For your mother’s birthday you made brunch: eggs with black beans and salsa and toasted English muffins, and she arrived in a black dress with lace straps. It was eleven o’clock in the morning. She slurred. Fucking Roger, she said, fucking guy, and sat down in my spot at the table.
You brought out the boxes of good china, unpacked them, flung the tissue paper in the garbage can. You poured three cups of tea, added cream all around and two packets of sugar to hers, slid them over. She stabbed her fork into the eggs and pushed them around the plate.
You peed your pants, she said, eight fucking years old, your first time at camp. I reached under the table and touched your knee.
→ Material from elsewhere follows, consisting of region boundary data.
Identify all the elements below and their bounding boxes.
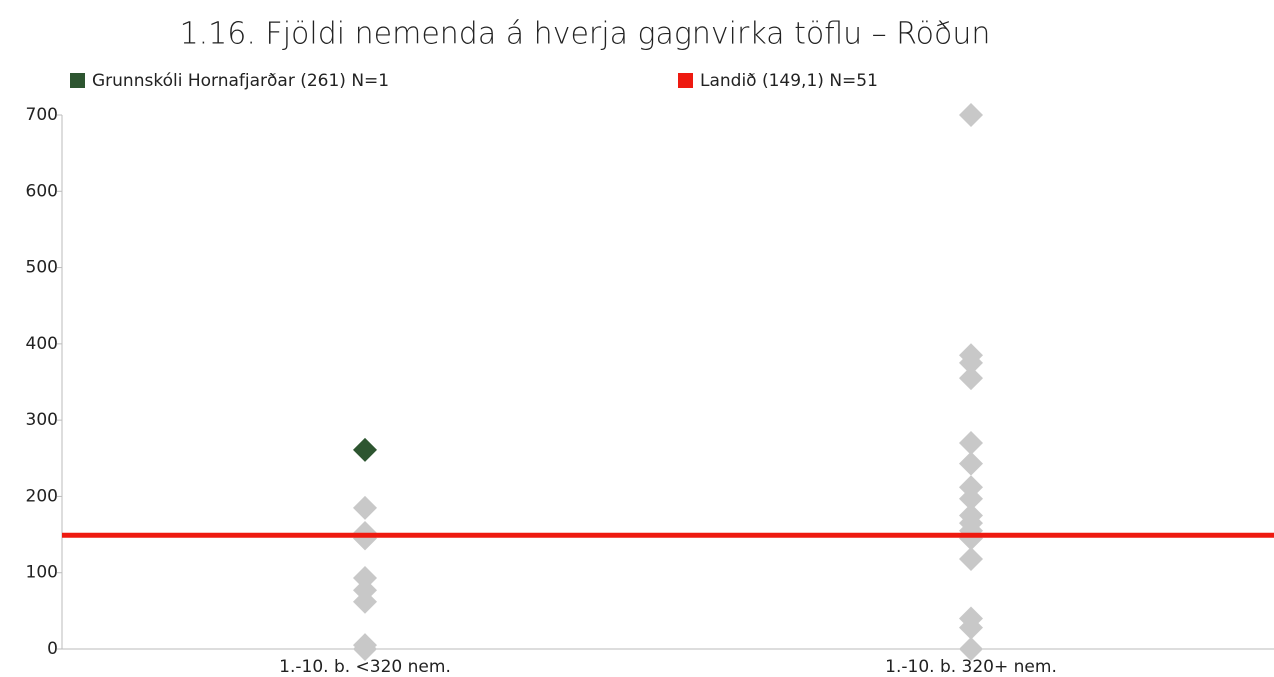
other-point [353,589,377,614]
y-tick-label: 0 [47,639,58,659]
other-point [959,366,983,391]
y-tick-label: 400 [26,334,58,354]
other-point [959,526,983,551]
y-tick-label: 100 [26,563,58,583]
y-tick-label: 500 [26,258,58,278]
other-point [959,350,983,375]
other-point [353,566,377,591]
legend-label: Landið (149,1) N=51 [700,71,878,91]
y-tick-label: 600 [26,181,58,201]
highlight-point [353,437,377,462]
other-point [959,486,983,511]
y-tick-label: 300 [26,410,58,430]
y-tick-label: 700 [26,105,58,125]
other-point [959,546,983,571]
other-point [959,637,983,661]
other-point [353,495,377,520]
other-point [959,103,983,127]
x-tick-label: 1.-10. b. <320 nem. [279,657,451,677]
other-point [959,451,983,476]
other-point [353,526,377,551]
y-tick-label: 200 [26,486,58,506]
legend-swatch [678,73,693,88]
other-point [959,615,983,640]
x-tick-label: 1.-10. b. 320+ nem. [885,657,1057,677]
legend-swatch [70,73,85,88]
other-point [353,637,377,661]
chart-title: 1.16. Fjöldi nemenda á hverja gagnvirka … [180,17,991,52]
other-point [959,431,983,456]
legend-label: Grunnskóli Hornafjarðar (261) N=1 [92,71,389,91]
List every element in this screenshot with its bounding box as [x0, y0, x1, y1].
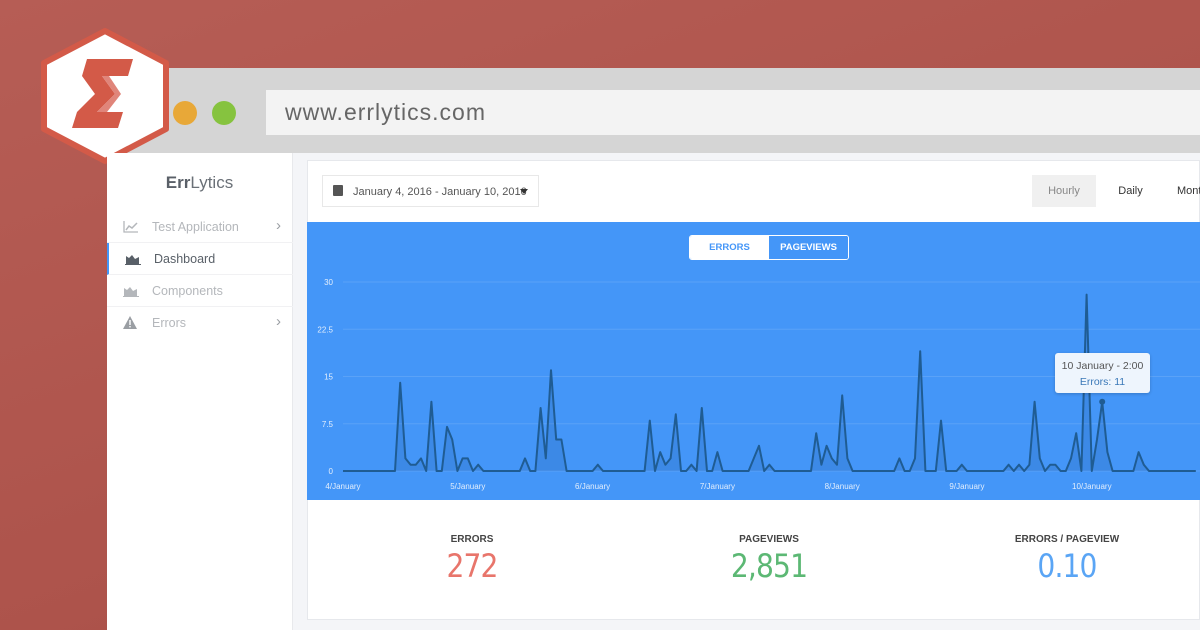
x-tick-label: 8/January [825, 482, 860, 491]
stat-errors-per-pageview: ERRORS / PAGEVIEW 0.10 [947, 534, 1187, 585]
y-tick-label: 15 [324, 373, 333, 382]
calendar-icon [333, 185, 343, 196]
metric-toggle: ERRORS PAGEVIEWS [689, 235, 849, 260]
chart-area: 0 7.5 15 22.5 30 4/January 5/January 6/January 7… [307, 222, 1200, 500]
maximize-dot[interactable] [212, 101, 236, 125]
stat-label: ERRORS [450, 534, 494, 545]
y-tick-label: 7.5 [322, 420, 334, 429]
stat-errors: ERRORS 272 [352, 534, 592, 585]
sidebar-item-label: Dashboard [154, 252, 216, 266]
stat-value: 272 [446, 547, 498, 585]
stat-pageviews: PAGEVIEWS 2,851 [649, 534, 889, 585]
monthly-button[interactable]: Monthly [1177, 185, 1200, 197]
x-tick-label: 4/January [325, 482, 360, 491]
chevron-right-icon: › [276, 313, 281, 330]
sidebar-item-dashboard[interactable]: Dashboard [107, 243, 293, 275]
x-tick-label: 6/January [575, 482, 610, 491]
tooltip-value: Errors: 11 [1079, 376, 1126, 388]
line-chart-icon [123, 221, 138, 233]
chevron-right-icon: › [276, 217, 281, 234]
url-bar[interactable]: www.errlytics.com [266, 90, 1200, 135]
caret-down-icon [520, 189, 528, 194]
daily-button[interactable]: Daily [1118, 185, 1143, 197]
brand-title: ErrLytics [165, 173, 234, 192]
area-chart-icon [125, 255, 141, 265]
sidebar-item-label: Components [152, 284, 223, 298]
stat-label: PAGEVIEWS [739, 534, 799, 545]
tooltip-title: 10 January - 2:00 [1061, 360, 1144, 372]
warning-icon [123, 316, 137, 329]
sidebar-item-errors[interactable]: Errors › [107, 307, 293, 339]
x-tick-label: 7/January [700, 482, 735, 491]
stat-label: ERRORS / PAGEVIEW [1014, 534, 1120, 545]
stat-value: 2,851 [730, 547, 808, 585]
date-range-picker[interactable]: January 4, 2016 - January 10, 2016 [322, 175, 539, 207]
hourly-button[interactable]: Hourly [1032, 175, 1096, 207]
sigma-logo-icon [72, 59, 133, 128]
sidebar-item-label: Test Application [152, 220, 239, 234]
date-range-value: January 4, 2016 - January 10, 2016 [353, 186, 527, 198]
sidebar: ErrLytics Test Application › Dashboard C… [107, 153, 293, 630]
x-tick-label: 10/January [1072, 482, 1112, 491]
chart-tooltip: 10 January - 2:00 Errors: 11 [1055, 353, 1150, 393]
sidebar-item-test-application[interactable]: Test Application › [107, 211, 293, 243]
minimize-dot[interactable] [173, 101, 197, 125]
y-tick-label: 30 [324, 278, 333, 287]
x-tick-label: 5/January [450, 482, 485, 491]
logo-hexagon [41, 28, 169, 164]
highlighted-point [1099, 398, 1106, 405]
area-chart-icon [123, 287, 139, 297]
y-tick-label: 0 [329, 467, 334, 476]
stat-value: 0.10 [1037, 547, 1097, 585]
pageviews-tab[interactable]: PAGEVIEWS [769, 236, 848, 259]
errors-tab[interactable]: ERRORS [690, 236, 769, 259]
sidebar-item-components[interactable]: Components [107, 275, 293, 307]
y-tick-label: 22.5 [317, 325, 333, 334]
sidebar-item-label: Errors [152, 316, 187, 330]
x-tick-label: 9/January [949, 482, 984, 491]
errors-chart: 0 7.5 15 22.5 30 4/January 5/January 6/January 7… [317, 278, 1200, 491]
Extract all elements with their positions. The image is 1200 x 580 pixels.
Outside the window the clouds slipped by and we could hear the sound of a lawn mower. Your mother stood up with her plate. Wait, you said, and pulled the tissue paper out of the garbage can. Your eyes looked small. Now you can do it, you said. Your mother sat back down and stood up again and looked around the room. Needs a fresh coat of paint in here, she said, and scraped her plate over the garbage can and salsa and eggs slid onto the floor. You looked over at me. She named me after a little girl from a magazine ad in the fifties, either for soap or detergent, you said.
Your mother kneeled down and scooped up salsa with her hand. You turned on the taps and began to wash the china plates, teacups, saucers, bowls, then the knives and forks. I grabbed the dish towel and wiped them dry. You spread out the tissue paper and gently wrapped each piece and put them back into the boxes and stacked them on the lowest shelf of the breakfront.
Your mother said, I want to go for a run with the dogs, and she pulled the window curtains shut.